Let’s construct the tree structure of the document:
constructor = TreeConstructor()
parsed_document = constructor.construct(document)
parsed_document # <dedoc.data_structures.ParsedDocument>
list(vars(parsed_document)) # ['metadata', 'content', 'attachments', 'version', 'warnings']
As we see, parsed document has similar attributes as UnstructuredDocument
.
The main difference is in the content
attribute, that contains hierarchical document structure and tables.
list(vars(parsed_document.content)) # ['tables', 'structure', 'warnings']
list(vars(parsed_document.content.structure)) # ['node_id', 'text', 'annotations', 'metadata', 'subparagraphs', 'parent']
parsed_document.content.structure.subparagraphs[0].text # Document example
To get more information about ParsedDocument
, DocumentContent
and other classes, that form the output format, see dedoc.data_structures.
See also
See dedoc.structure_constructors for the description of available structure constructors and structure types. The description of API output JSON format also may be useful.
Run the whole pipeline
For running the whole pipeline with all readers, metadata and structure extractors, structure constructors, one may use manager class (see Dedoc pipeline for more details).
manager = DedocManager()
result = manager.parse(file_path=file_path)

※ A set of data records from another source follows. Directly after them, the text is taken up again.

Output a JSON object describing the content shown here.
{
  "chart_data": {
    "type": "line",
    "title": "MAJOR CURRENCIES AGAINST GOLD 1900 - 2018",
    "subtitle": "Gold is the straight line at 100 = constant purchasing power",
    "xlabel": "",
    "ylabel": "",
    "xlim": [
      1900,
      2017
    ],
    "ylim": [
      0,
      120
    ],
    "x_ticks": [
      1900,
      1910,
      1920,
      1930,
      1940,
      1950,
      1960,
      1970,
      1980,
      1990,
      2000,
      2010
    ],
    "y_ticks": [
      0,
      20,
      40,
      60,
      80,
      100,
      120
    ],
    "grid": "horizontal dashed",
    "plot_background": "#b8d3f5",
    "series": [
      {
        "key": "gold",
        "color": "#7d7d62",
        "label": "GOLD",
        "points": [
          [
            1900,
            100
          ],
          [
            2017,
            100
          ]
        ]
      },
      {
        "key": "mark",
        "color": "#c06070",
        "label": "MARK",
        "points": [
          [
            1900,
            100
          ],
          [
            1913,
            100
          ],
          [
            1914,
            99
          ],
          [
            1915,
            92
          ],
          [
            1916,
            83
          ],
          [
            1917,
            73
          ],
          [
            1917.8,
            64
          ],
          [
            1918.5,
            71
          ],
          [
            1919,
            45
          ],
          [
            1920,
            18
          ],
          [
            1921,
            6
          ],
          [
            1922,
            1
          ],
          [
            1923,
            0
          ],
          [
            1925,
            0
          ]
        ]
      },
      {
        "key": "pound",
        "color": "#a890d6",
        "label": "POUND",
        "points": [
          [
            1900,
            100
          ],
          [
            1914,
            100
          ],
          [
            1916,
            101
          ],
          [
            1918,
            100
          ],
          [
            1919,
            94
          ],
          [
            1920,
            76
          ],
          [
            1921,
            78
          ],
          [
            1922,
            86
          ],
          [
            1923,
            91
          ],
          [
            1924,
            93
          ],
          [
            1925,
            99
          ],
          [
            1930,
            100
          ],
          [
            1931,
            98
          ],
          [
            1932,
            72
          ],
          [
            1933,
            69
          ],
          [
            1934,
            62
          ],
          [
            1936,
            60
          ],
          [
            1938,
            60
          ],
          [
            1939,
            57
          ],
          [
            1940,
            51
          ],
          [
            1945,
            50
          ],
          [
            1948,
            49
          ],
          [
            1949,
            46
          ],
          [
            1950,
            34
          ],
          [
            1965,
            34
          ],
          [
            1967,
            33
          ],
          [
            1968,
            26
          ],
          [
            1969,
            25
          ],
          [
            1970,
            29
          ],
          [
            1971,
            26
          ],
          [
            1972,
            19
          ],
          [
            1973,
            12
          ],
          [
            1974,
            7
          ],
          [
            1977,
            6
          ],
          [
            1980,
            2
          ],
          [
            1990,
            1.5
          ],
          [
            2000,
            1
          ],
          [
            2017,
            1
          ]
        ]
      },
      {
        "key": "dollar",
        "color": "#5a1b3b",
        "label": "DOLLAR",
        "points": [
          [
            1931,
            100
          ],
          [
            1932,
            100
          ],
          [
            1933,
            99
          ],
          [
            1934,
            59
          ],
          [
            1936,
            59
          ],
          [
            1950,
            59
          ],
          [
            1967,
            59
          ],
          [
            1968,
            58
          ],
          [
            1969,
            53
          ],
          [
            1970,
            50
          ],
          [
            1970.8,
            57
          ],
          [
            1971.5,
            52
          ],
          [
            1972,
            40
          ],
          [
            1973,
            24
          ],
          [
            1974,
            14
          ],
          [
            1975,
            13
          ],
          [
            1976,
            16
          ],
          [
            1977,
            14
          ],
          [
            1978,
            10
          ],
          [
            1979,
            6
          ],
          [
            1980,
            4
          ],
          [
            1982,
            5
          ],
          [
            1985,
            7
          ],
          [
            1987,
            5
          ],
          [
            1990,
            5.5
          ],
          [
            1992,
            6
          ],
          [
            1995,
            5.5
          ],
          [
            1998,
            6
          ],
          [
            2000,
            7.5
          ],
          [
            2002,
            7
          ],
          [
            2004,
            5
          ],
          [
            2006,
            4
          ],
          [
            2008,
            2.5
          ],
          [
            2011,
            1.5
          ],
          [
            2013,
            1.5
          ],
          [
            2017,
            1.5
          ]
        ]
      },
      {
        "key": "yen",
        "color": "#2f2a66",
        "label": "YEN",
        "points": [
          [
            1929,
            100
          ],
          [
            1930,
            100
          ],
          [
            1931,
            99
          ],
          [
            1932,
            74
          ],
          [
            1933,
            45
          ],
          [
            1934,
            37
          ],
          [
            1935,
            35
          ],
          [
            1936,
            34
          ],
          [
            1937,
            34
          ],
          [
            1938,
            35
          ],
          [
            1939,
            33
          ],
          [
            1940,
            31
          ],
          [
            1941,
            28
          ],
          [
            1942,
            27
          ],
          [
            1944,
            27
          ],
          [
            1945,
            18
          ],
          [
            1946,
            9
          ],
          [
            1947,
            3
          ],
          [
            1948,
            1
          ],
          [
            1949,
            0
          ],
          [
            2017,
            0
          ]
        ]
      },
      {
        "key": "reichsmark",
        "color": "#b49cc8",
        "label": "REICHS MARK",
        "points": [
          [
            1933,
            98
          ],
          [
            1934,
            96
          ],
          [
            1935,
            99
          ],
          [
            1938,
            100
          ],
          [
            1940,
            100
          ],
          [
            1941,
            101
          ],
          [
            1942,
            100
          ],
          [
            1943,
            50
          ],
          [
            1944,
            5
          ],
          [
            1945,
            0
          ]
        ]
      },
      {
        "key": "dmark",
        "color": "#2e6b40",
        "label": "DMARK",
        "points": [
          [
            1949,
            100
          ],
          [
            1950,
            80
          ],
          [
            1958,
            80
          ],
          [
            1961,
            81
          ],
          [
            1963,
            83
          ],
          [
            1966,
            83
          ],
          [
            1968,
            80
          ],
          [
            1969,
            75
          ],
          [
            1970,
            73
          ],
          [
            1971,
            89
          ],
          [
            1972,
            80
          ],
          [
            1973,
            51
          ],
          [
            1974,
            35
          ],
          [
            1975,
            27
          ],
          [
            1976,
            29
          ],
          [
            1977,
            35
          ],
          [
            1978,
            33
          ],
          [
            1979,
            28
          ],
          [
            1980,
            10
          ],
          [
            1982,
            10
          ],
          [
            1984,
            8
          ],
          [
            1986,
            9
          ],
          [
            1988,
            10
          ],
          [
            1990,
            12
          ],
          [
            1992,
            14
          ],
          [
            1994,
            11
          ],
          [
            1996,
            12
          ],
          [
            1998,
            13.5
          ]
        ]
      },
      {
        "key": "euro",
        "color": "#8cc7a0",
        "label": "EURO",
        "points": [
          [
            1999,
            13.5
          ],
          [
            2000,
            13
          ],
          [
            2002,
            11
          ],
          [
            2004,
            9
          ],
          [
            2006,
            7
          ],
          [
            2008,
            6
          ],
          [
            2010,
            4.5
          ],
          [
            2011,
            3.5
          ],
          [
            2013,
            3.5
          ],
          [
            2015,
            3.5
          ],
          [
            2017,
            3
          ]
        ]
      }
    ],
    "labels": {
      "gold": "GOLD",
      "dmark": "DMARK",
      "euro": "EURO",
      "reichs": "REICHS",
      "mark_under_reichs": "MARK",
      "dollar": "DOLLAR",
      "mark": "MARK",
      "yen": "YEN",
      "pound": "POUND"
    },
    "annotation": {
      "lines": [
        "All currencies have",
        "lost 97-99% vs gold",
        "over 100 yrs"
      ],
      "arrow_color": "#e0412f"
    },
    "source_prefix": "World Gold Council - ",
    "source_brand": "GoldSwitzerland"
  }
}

result # <dedoc.data_structures.ParsedDocument>
result.to_api_schema().model_dump() # {'content': {'structure': {'node_id': '0', 'text': '', 'annotations': [], 'metadata': {'paragraph_type': 'root', ...
Manager allows to run workflow (see Workflow) for a file of any format supported by dedoc (see Supported documents formats and the reader’s output).
One can also make a custom config
and manager_config
(parameters of the manager constructor) for more flexible usage of the library.